M. Jean-Noël Guérini appelle l'attention de Mme la ministre du travail sur l'illettrisme dans le monde du travail.
Selon l'agence nationale de lutte contre l'illettrisme, 7 % de la population adulte âgée de 18 à 65 ans ayant été scolarisée en France est en situation d'illettrisme, soit 2,5 millions de personnes en métropole, dont plus de la moitié exerce une activité professionnelle.

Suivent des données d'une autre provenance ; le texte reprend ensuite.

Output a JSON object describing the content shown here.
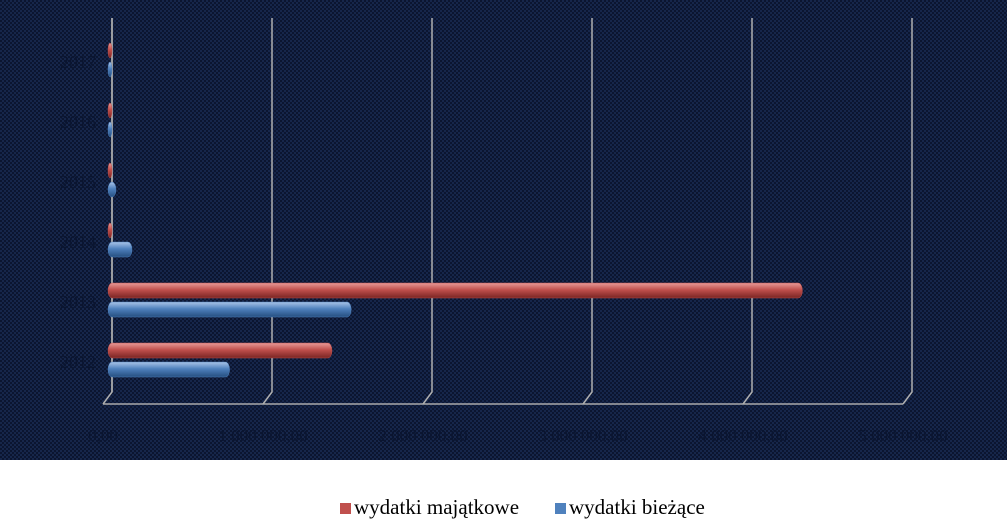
{
  "chart_data": {
    "type": "bar",
    "orientation": "horizontal",
    "categories": [
      "2012",
      "2013",
      "2014",
      "2015",
      "2016",
      "2017"
    ],
    "series": [
      {
        "name": "wydatki majątkowe",
        "color": "#c0504d",
        "values": [
          1400000,
          4340000,
          10000,
          10000,
          10000,
          10000
        ]
      },
      {
        "name": "wydatki bieżące",
        "color": "#4f81bd",
        "values": [
          760000,
          1520000,
          150000,
          50000,
          20000,
          20000
        ]
      }
    ],
    "xlim": [
      0,
      5000000
    ],
    "xticks": [
      {
        "value": 0,
        "label": "0,00"
      },
      {
        "value": 1000000,
        "label": "1 000 000,00"
      },
      {
        "value": 2000000,
        "label": "2 000 000,00"
      },
      {
        "value": 3000000,
        "label": "3 000 000,00"
      },
      {
        "value": 4000000,
        "label": "4 000 000,00"
      },
      {
        "value": 5000000,
        "label": "5 000 000,00"
      }
    ],
    "grid": true,
    "legend": "bottom"
  }
}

Entre le 21 août et le 1er septembre 2017, l'institut CSA Research a réalisé, pour le compte de la délégation interministérielle à la langue française pour la cohésion sociale, une enquête téléphonique concernant l'illettrisme auprès de 600 entreprises privées et administrations publiques. Les résultats sont alarmants, indiquant que 51 % ont déjà connu des salariés ou des agents qui avaient des difficultés à lire et écrire, ce taux pouvant atteindre 60 % dans le secteur des services à la personne et même 67 % dans celui de l'entretien et du nettoyage. 27 % estiment que l'absence de compréhension des consignes écrites en français pose régulièrement un problème pour le bon fonctionnement du travail. En effet, comme le note le délégué interministériel à la langue française pour la cohésion sociale dans un entretien au Figaro du 8 septembre 2017, « les exigences professionnelles liées à la lecture et à l'écriture se sont accrues pour beaucoup de métiers », qu'il s'agisse de dresser un état des lieux pour un gardien d'immeuble ou de savoir utiliser les outils de traçabilité des soins pour une aide-soignante. Le développement des outils numériques peut ainsi s'avérer problématique, puisqu'ils reposent pour l'essentiel sur l'écrit.
En conséquence, il lui demande quels moyens de repérage et de formation peuvent être mis en œuvre, afin de lutter plus efficacement contre l'illettrisme dans le monde du travail.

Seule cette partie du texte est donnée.